Send data from Ingest Processor to Amazon S3 buckets by using either an Amazon S3 dataset or an Amazon S3 destination in a pipeline.

How you configure the Ingest Processor to send data to an Amazon S3 bucket varies depending on which Splunk Cloud Platform version the Ingest Processor is associated with.

For information about migrating from a legacy destination to a dataset, see Migrate legacy Amazon S3 destinations to datasets for Ingest Processor pipelines

Using an Amazon S3 connection and dataset

Splunk Cloud Platform deployments that are on version 10.4.2604 or higher include the Data Management app, which allows you to configure connections and datasets that can be used as both pipeline destinations and data sources for federated searches.

To send data from Ingest Processor to an S3 bucket, do the following:

  1. In the Data Management app on Splunk Cloud Platform, create a connection that provides access to Amazon Web Services (AWS).

    1. Start creating the connection by providing information about the AWS account that the bucket is associated with. For more information, see Create an Amazon S3 connection for Ingest Processor pipelines.

    2. Then, configure authentication and finish creating the connection. You can choose to authenticate the connection using an access key pair or an Identity and Access Management (IAM) role. For more information, see the following pages:
  2. In the Data Management app on Splunk Cloud Platform, create a dataset that represents the location in Amazon S3 where you want to send data. For more information, see Create an Amazon S3 dataset for Ingest Processor pipelines.

  3. In the Ingest Processor service, create a pipeline that uses the Amazon S3 dataset as a destination. For more information, see Create pipelines for Ingest Processor.

    Note: To ensure that the events you send to the dataset are compatible with federated searches, there are several best practices that you need to follow when configuring your pipeline. For more information, see Best practices for sending data from Ingest Processor to a dataset.
  4. In the Ingest Processor service, apply the pipeline to the Ingest Processor. For more information, see Apply a pipeline.

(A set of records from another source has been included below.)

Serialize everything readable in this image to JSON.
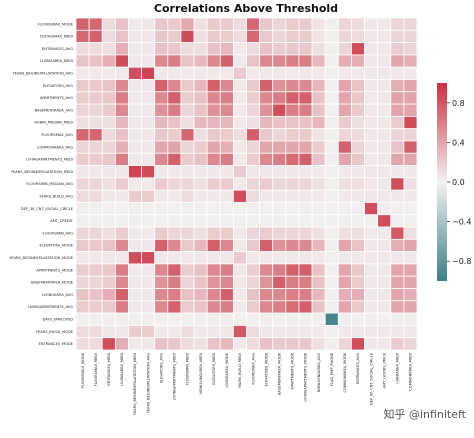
{
  "chart_data": {
    "type": "heatmap",
    "title": "Correlations Above Threshold",
    "rows": [
      "FLOORSMAX_MODE",
      "FLOORSMAX_MEDI",
      "ENTRANCES_AVG",
      "LIVINGAREA_MEDI",
      "YEARS_BEGINEXPLUATATION_AVG",
      "ELEVATORS_AVG",
      "APARTMENTS_AVG",
      "BASEMENTAREA_AVG",
      "ROBIN_MEDIAN_MEDI",
      "FLOORSMAX_AVG",
      "COMMONAREA_AVG",
      "LIVINGAPARTMENTS_MEDI",
      "YEARS_BEGINEXPLUATATION_MEDI",
      "FLOORSMIN_MEDIAN_AVG",
      "YEARS_BUILD_AVG",
      "DEF_30_CNT_SOCIAL_CIRCLE",
      "AMT_CREDIT",
      "FLOORSMIN_AVG",
      "ELEVATORS_MODE",
      "YEARS_BEGINEXPLUATATION_MODE",
      "APARTMENTS_MODE",
      "BASEMENTAREA_MODE",
      "LIVINGAREA_AVG",
      "LIVINGAPARTMENTS_AVG",
      "DAYS_EMPLOYED",
      "YEARS_BUILD_MODE",
      "ENTRANCES_MODE"
    ],
    "columns": [
      "FLOORSMAX_MODE",
      "FLOORSMAX_MEDI",
      "ENTRANCES_MEDI",
      "LIVINGAREA_MEDI",
      "YEARS_BEGINEXPLUATATION_MEDI",
      "YEARS_BEGINEXPLUATATION_AVG",
      "ELEVATORS_AVG",
      "LIVINGAPARTMENTS_MEDI",
      "FLOORSMIN_MEDI",
      "NONLIVINGAREA_MEDI",
      "ELEVATORS_MEDI",
      "LIVINGAREA_MODE",
      "YEARS_BUILD_MEDI",
      "FLOORSMAX_AVG",
      "ELEVATORS_MODE",
      "BASEMENTAREA_MODE",
      "APARTMENTS_MODE",
      "LIVINGAPARTMENTS_MODE",
      "NONLIVINGAREA_AVG",
      "FLAG_EMP_PHONE",
      "COMMONAREA_MODE",
      "ENTRANCES_AVG",
      "DEF_60_CNT_SOCIAL_CIRCLE",
      "AMT_GOODS_PRICE",
      "LANDAREA_MEDI",
      "COMMONAREA_MEDI"
    ],
    "matrix": [
      [
        0.75,
        0.72,
        0.12,
        0.25,
        0.05,
        0.05,
        0.22,
        0.2,
        0.38,
        0.1,
        0.22,
        0.2,
        0.12,
        0.72,
        0.22,
        0.15,
        0.2,
        0.2,
        0.08,
        0.02,
        0.15,
        0.12,
        0.05,
        0.05,
        0.15,
        0.15
      ],
      [
        0.72,
        0.75,
        0.12,
        0.25,
        0.05,
        0.05,
        0.22,
        0.2,
        0.85,
        0.1,
        0.22,
        0.2,
        0.12,
        0.72,
        0.22,
        0.15,
        0.2,
        0.2,
        0.08,
        0.02,
        0.15,
        0.12,
        0.05,
        0.05,
        0.15,
        0.15
      ],
      [
        0.12,
        0.12,
        0.1,
        0.35,
        0.05,
        0.05,
        0.25,
        0.22,
        0.12,
        0.1,
        0.25,
        0.3,
        0.05,
        0.12,
        0.25,
        0.2,
        0.22,
        0.22,
        0.1,
        0.02,
        0.15,
        0.85,
        0.05,
        0.05,
        0.2,
        0.15
      ],
      [
        0.25,
        0.25,
        0.35,
        0.85,
        0.05,
        0.05,
        0.55,
        0.6,
        0.25,
        0.3,
        0.55,
        0.75,
        0.05,
        0.25,
        0.55,
        0.55,
        0.6,
        0.6,
        0.3,
        0.02,
        0.35,
        0.35,
        0.05,
        0.05,
        0.4,
        0.35
      ],
      [
        0.05,
        0.05,
        0.05,
        0.05,
        0.85,
        0.9,
        0.05,
        0.05,
        0.05,
        0.05,
        0.05,
        0.05,
        0.2,
        0.05,
        0.05,
        0.05,
        0.05,
        0.05,
        0.05,
        0.02,
        0.05,
        0.05,
        0.05,
        0.05,
        0.05,
        0.05
      ],
      [
        0.22,
        0.22,
        0.25,
        0.55,
        0.05,
        0.05,
        0.75,
        0.55,
        0.22,
        0.3,
        0.75,
        0.55,
        0.05,
        0.22,
        0.75,
        0.5,
        0.55,
        0.55,
        0.3,
        0.02,
        0.4,
        0.25,
        0.05,
        0.05,
        0.35,
        0.4
      ],
      [
        0.2,
        0.2,
        0.22,
        0.6,
        0.05,
        0.05,
        0.55,
        0.75,
        0.2,
        0.25,
        0.55,
        0.6,
        0.05,
        0.2,
        0.55,
        0.6,
        0.75,
        0.75,
        0.25,
        0.02,
        0.4,
        0.22,
        0.05,
        0.05,
        0.4,
        0.4
      ],
      [
        0.15,
        0.15,
        0.2,
        0.55,
        0.05,
        0.05,
        0.5,
        0.6,
        0.15,
        0.25,
        0.5,
        0.55,
        0.05,
        0.15,
        0.5,
        0.85,
        0.6,
        0.6,
        0.25,
        0.02,
        0.4,
        0.2,
        0.05,
        0.05,
        0.4,
        0.4
      ],
      [
        0.1,
        0.1,
        0.1,
        0.3,
        0.05,
        0.05,
        0.3,
        0.25,
        0.1,
        0.3,
        0.3,
        0.3,
        0.05,
        0.1,
        0.3,
        0.25,
        0.25,
        0.25,
        0.3,
        0.02,
        0.2,
        0.1,
        0.05,
        0.05,
        0.2,
        0.85
      ],
      [
        0.72,
        0.72,
        0.12,
        0.25,
        0.05,
        0.05,
        0.22,
        0.2,
        0.72,
        0.1,
        0.22,
        0.2,
        0.12,
        0.75,
        0.22,
        0.15,
        0.2,
        0.2,
        0.08,
        0.02,
        0.15,
        0.12,
        0.05,
        0.05,
        0.15,
        0.15
      ],
      [
        0.15,
        0.15,
        0.15,
        0.35,
        0.05,
        0.05,
        0.4,
        0.4,
        0.15,
        0.2,
        0.4,
        0.35,
        0.05,
        0.15,
        0.4,
        0.4,
        0.4,
        0.4,
        0.2,
        0.02,
        0.75,
        0.15,
        0.05,
        0.05,
        0.25,
        0.75
      ],
      [
        0.2,
        0.2,
        0.22,
        0.6,
        0.05,
        0.05,
        0.55,
        0.75,
        0.2,
        0.25,
        0.55,
        0.6,
        0.05,
        0.2,
        0.55,
        0.6,
        0.7,
        0.75,
        0.25,
        0.02,
        0.4,
        0.22,
        0.05,
        0.05,
        0.4,
        0.4
      ],
      [
        0.05,
        0.05,
        0.05,
        0.05,
        0.9,
        0.85,
        0.05,
        0.05,
        0.05,
        0.05,
        0.05,
        0.05,
        0.2,
        0.05,
        0.05,
        0.05,
        0.05,
        0.05,
        0.05,
        0.02,
        0.05,
        0.05,
        0.05,
        0.05,
        0.05,
        0.05
      ],
      [
        0.15,
        0.15,
        0.1,
        0.2,
        0.05,
        0.05,
        0.2,
        0.15,
        0.15,
        0.1,
        0.2,
        0.2,
        0.05,
        0.15,
        0.2,
        0.15,
        0.15,
        0.15,
        0.1,
        0.02,
        0.1,
        0.1,
        0.05,
        0.05,
        0.85,
        0.1
      ],
      [
        0.12,
        0.12,
        0.05,
        0.05,
        0.2,
        0.2,
        0.05,
        0.05,
        0.12,
        0.05,
        0.05,
        0.05,
        0.85,
        0.12,
        0.05,
        0.05,
        0.05,
        0.05,
        0.05,
        0.02,
        0.05,
        0.05,
        0.05,
        0.05,
        0.05,
        0.05
      ],
      [
        0.02,
        0.02,
        0.02,
        0.02,
        0.02,
        0.02,
        0.02,
        0.02,
        0.02,
        0.02,
        0.02,
        0.02,
        0.02,
        0.02,
        0.02,
        0.02,
        0.02,
        0.02,
        0.02,
        0.02,
        0.02,
        0.02,
        0.85,
        0.02,
        0.02,
        0.02
      ],
      [
        0.02,
        0.02,
        0.02,
        0.02,
        0.02,
        0.02,
        0.02,
        0.02,
        0.02,
        0.02,
        0.02,
        0.02,
        0.02,
        0.02,
        0.02,
        0.02,
        0.02,
        0.02,
        0.02,
        0.02,
        0.02,
        0.02,
        0.02,
        0.85,
        0.02,
        0.02
      ],
      [
        0.15,
        0.15,
        0.1,
        0.2,
        0.05,
        0.05,
        0.2,
        0.15,
        0.15,
        0.1,
        0.2,
        0.2,
        0.05,
        0.15,
        0.2,
        0.15,
        0.15,
        0.15,
        0.1,
        0.02,
        0.1,
        0.1,
        0.05,
        0.05,
        0.8,
        0.1
      ],
      [
        0.22,
        0.22,
        0.25,
        0.55,
        0.05,
        0.05,
        0.75,
        0.55,
        0.22,
        0.3,
        0.75,
        0.55,
        0.05,
        0.22,
        0.75,
        0.5,
        0.55,
        0.55,
        0.3,
        0.02,
        0.4,
        0.25,
        0.05,
        0.05,
        0.35,
        0.4
      ],
      [
        0.05,
        0.05,
        0.05,
        0.05,
        0.85,
        0.85,
        0.05,
        0.05,
        0.05,
        0.05,
        0.05,
        0.05,
        0.2,
        0.05,
        0.05,
        0.05,
        0.05,
        0.05,
        0.05,
        0.02,
        0.05,
        0.05,
        0.05,
        0.05,
        0.05,
        0.05
      ],
      [
        0.2,
        0.2,
        0.22,
        0.6,
        0.05,
        0.05,
        0.55,
        0.75,
        0.2,
        0.25,
        0.55,
        0.6,
        0.05,
        0.2,
        0.55,
        0.6,
        0.75,
        0.75,
        0.25,
        0.02,
        0.4,
        0.22,
        0.05,
        0.05,
        0.4,
        0.4
      ],
      [
        0.15,
        0.15,
        0.2,
        0.55,
        0.05,
        0.05,
        0.5,
        0.6,
        0.15,
        0.25,
        0.5,
        0.55,
        0.05,
        0.15,
        0.5,
        0.75,
        0.6,
        0.6,
        0.25,
        0.02,
        0.4,
        0.2,
        0.05,
        0.05,
        0.4,
        0.4
      ],
      [
        0.25,
        0.25,
        0.35,
        0.75,
        0.05,
        0.05,
        0.55,
        0.6,
        0.25,
        0.3,
        0.55,
        0.75,
        0.05,
        0.25,
        0.55,
        0.55,
        0.6,
        0.6,
        0.3,
        0.02,
        0.35,
        0.35,
        0.05,
        0.05,
        0.4,
        0.35
      ],
      [
        0.2,
        0.2,
        0.22,
        0.6,
        0.05,
        0.05,
        0.55,
        0.75,
        0.2,
        0.25,
        0.55,
        0.6,
        0.05,
        0.2,
        0.55,
        0.6,
        0.7,
        0.75,
        0.25,
        0.02,
        0.4,
        0.22,
        0.05,
        0.05,
        0.4,
        0.4
      ],
      [
        0.02,
        0.02,
        0.02,
        0.02,
        0.02,
        0.02,
        0.02,
        0.02,
        0.02,
        0.02,
        0.02,
        0.02,
        0.02,
        0.02,
        0.02,
        0.02,
        0.02,
        0.02,
        0.02,
        -0.95,
        0.02,
        0.02,
        0.02,
        0.02,
        0.02,
        0.02
      ],
      [
        0.12,
        0.12,
        0.05,
        0.05,
        0.2,
        0.2,
        0.05,
        0.05,
        0.12,
        0.05,
        0.05,
        0.05,
        0.8,
        0.12,
        0.05,
        0.05,
        0.05,
        0.05,
        0.05,
        0.02,
        0.05,
        0.05,
        0.05,
        0.05,
        0.05,
        0.05
      ],
      [
        0.12,
        0.12,
        0.85,
        0.35,
        0.05,
        0.05,
        0.25,
        0.22,
        0.12,
        0.1,
        0.25,
        0.3,
        0.05,
        0.12,
        0.25,
        0.2,
        0.22,
        0.22,
        0.1,
        0.02,
        0.15,
        0.85,
        0.05,
        0.05,
        0.2,
        0.15
      ]
    ],
    "colorbar": {
      "ticks": [
        0.8,
        0.4,
        0.0,
        -0.4,
        -0.8
      ],
      "tick_labels": [
        "0.8",
        "0.4",
        "0.0",
        "−0.4",
        "−0.8"
      ],
      "range": [
        -1.0,
        1.0
      ],
      "low_color": "#3d7f86",
      "mid_color": "#f2f2f2",
      "high_color": "#c93140"
    }
  },
  "watermark": "知乎 @infiniteft"
}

When you apply that pipeline to the Ingest Processor, it starts sending the data that it receives to your S3 bucket. In S3, this data is identified by a file path and name that is constructed using auto-generated values from the system as well as some of the values that you specify in the connection and dataset configuration.

Using a legacy Amazon S3 destination

When working with a Splunk Cloud Platform deployment that is on version 10.3.2512 or lower, you must use the Ingest Processor service to create Amazon S3 destinations. Unlike the datasets that are available in later versions of Splunk Cloud Platform, these legacy destinations cannot be used in federated searches.

To send data from Ingest Processor to an S3 bucket, do the following in the Ingest Processor service:

  1. Create an Amazon S3 destination that provides access to the location in Amazon S3 where you want to send data. For more information, see Create a legacy Amazon S3 destination for Ingest Processor.

  2. Create a pipeline that uses the Amazon S3 destination. For more information, see Create pipelines for Ingest Processor.

  3. Apply the pipeline to the Ingest Processor. For more information, see Apply a pipeline.

When you apply that pipeline to the Ingest Processor, it starts sending the data that it receives to your S3 bucket. In S3, this data is identified by a file path and name that is constructed using auto-generated values from the system as well as some of the values that you specify in the connection and dataset configuration.